In both cases, however, the best run companies and non-profits can converge (See Economist July 15, 2010, "Profiting from Non-Profits"): both should be able to employ efficient means to achieving their goals, while at the same time valuing the activity highly enough that the activity itself can be a worthy goal. A corporation that provides good benefits to its employees, and that is sincere in its effort to produce a sense of responsibility and community among its employees, managers, and executives begins to converge on a non-profit model and to raise the status of activity within the organization. And a non-profit organization that is run efficiently, that offers its employees competitive wages, and has clearly defined goals and metrics, can be a lot like a for-profit corporation.
But the differences go further than this. Although this is not inevitable, anyone who has spent time working at a non-profit and a for-profit corporation may have realized that the culture can be quite different. Since for-profit companies are basically in existence for the purpose of making money, this infuses the culture of the individuals who make up that corporation, and you tend to get competition, a strong desire to advance, and basically, people are there to make money. The desire for financial gain among the individuals then transfers back to the company, and increases the drive towards profit. The reciprocal way that large-scale goals infuse small-scale actions and conversely small-scale actions lead to large-scale goals is an interesting philosophical feature of many group activities, and has been noted since antiquity. (Cf. Plato's Republic.)
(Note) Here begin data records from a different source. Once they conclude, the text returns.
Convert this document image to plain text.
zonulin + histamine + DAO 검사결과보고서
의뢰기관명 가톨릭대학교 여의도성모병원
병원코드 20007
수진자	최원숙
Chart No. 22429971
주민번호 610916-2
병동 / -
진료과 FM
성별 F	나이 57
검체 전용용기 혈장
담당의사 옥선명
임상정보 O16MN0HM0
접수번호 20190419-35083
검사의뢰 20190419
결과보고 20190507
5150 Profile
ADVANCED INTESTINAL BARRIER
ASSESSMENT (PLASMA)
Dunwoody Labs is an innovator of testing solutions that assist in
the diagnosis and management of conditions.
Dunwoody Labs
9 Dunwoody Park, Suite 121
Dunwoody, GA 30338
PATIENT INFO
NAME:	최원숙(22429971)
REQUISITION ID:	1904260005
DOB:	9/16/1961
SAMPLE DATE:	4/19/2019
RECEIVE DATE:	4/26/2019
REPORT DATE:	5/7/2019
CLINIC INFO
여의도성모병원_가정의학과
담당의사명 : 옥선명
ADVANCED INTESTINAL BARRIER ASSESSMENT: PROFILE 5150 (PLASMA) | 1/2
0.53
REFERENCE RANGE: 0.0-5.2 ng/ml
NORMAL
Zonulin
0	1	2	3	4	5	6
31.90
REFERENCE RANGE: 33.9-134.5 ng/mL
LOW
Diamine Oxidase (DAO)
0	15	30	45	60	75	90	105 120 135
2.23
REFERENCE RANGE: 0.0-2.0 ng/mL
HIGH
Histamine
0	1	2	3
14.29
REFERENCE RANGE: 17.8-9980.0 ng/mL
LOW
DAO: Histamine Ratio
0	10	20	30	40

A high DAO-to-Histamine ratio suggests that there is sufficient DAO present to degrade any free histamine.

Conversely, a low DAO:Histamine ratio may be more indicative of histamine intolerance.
Non-profits have a similar reciprocal system, but it is based on doing good. Since doing good tends to be a collaborative activity, or at least a non-hierarchical activity (i.e. each agent in the organization is capable of fulfilling the goal to a certain extent), it has the consequence that there is less competition within a non-profit, and it is less amenable to a traditional corporate hierarchy of authority and control. Now, of course, this isn't inevitable, but it does mean that there may be less emphasis on the rules and regulations that are at the heart of the success of a large for-profit corporation. People are less likely to be criticized for being late, less likely to have software on their computers that prevents surfing on the Internet or other similar security and efficiency measures, and people are probably less likely to be reprimanded or even fired for failing to produce good enough ROI. But since it can be argued that happiness is found in activity, it may very well be the case that non-profits tend to produce happier employees, especially if there is an emphasis on activity.
Does a non-profit company lose something when it aspires to be as efficient and effective as a corporation? I think it may well be the case that a non-profit would lose something under these circumstances. What do you think?